Day 2 -
Aug 19th
Panorama (Room 2/3)
The object capability model has been established since the 1960s. It is probably the most obvious and clean way to protect trusted from untrusted components in a complex system. Capabilities are a unifying concept for many aspects of programming, including permissions, effects, and resources. They can be the missing link that can make combinations of functional and imperative programming safe.
So why are object capabilities not used everywhere? I argue it’s because they currently lack in both convenience and safety: Convenience: Passing all capabilities along long call chains to code that needs them can quickly get tedious. Safety: Access restrictions such as limited lifetimes or sharing are traditionally encoded using runtime mechanisms with the possibility of runtime failures.

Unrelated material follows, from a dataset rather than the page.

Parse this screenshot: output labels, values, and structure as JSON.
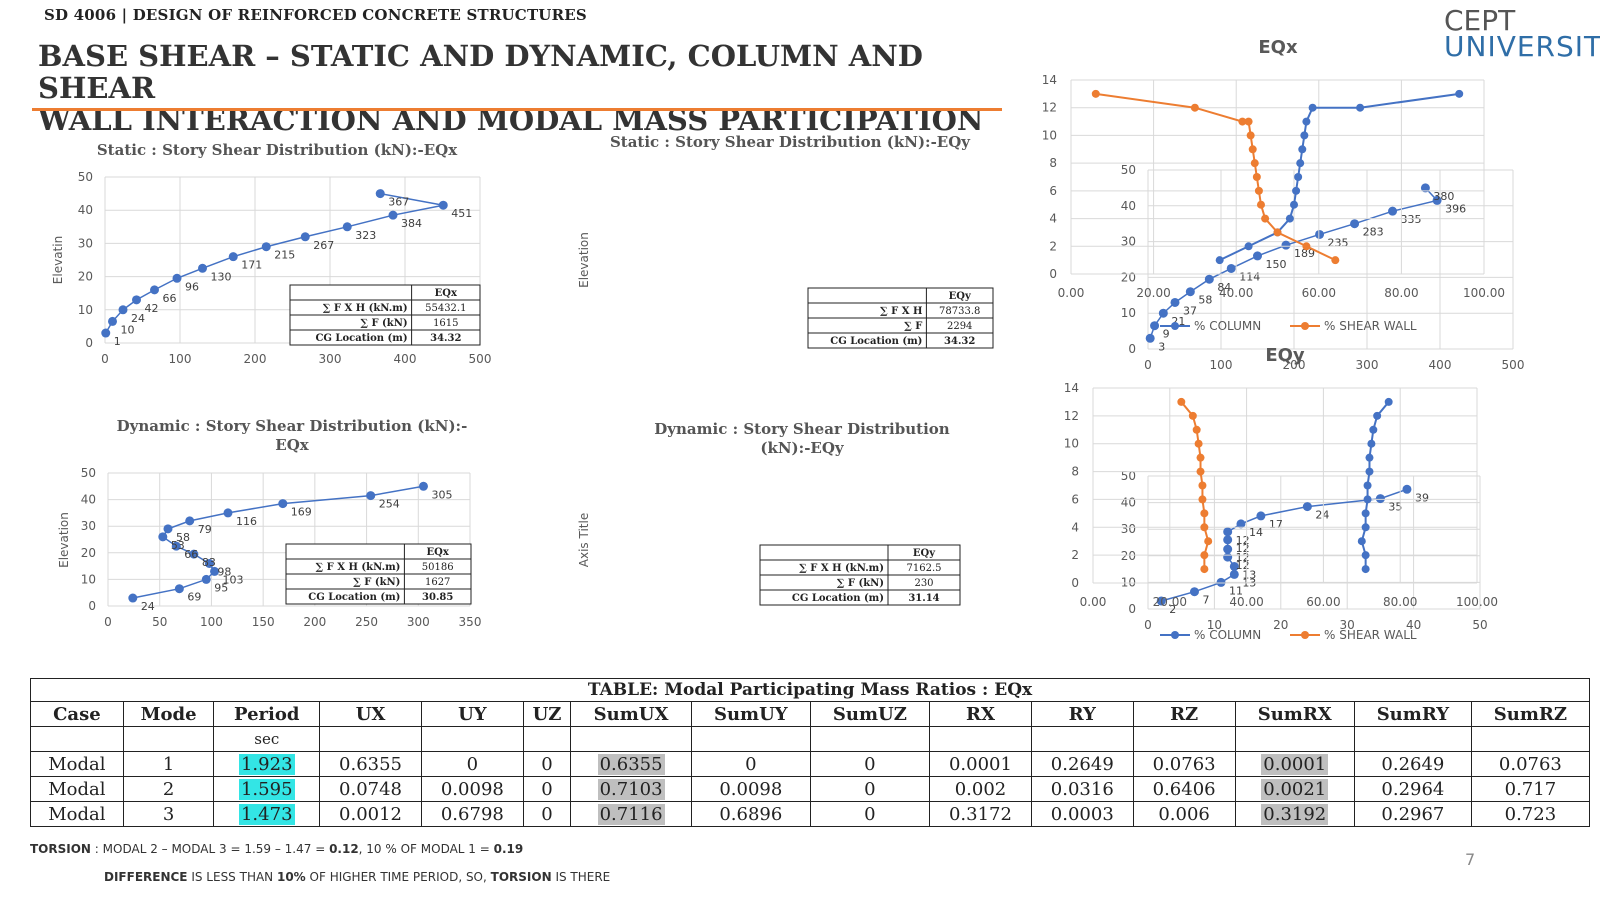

At EPFL we have been working on overcoming these two impediments. Convenience: capabilities can be passed as implicit parameters in using clauses, and capability passing can be completely abstracted over using context functions. Safety: We have extended the type system to track capabilities in types. Specifically, we track which capabilities are closed over in a lambda or object. We are now two years into a project to make these ideas usable on a large scale. I will report on the state of capability checking today: the usage experience with these concepts, what measures we took to make the notations more ergonomic, and what our plans for the future are.
EPFL, Keynote Speaker
Martin Odersky is the creator of the Scala programming language and a professor at EPFL in Lausanne, Switzerland. He is also the founder and chairman of the Scala Center. His research interests include programming languages, type systems, and compiler technology. At EPFL, he leads the Programming Methods Laboratory, where he implements the cutting-edge research ideas into the Scala programming language.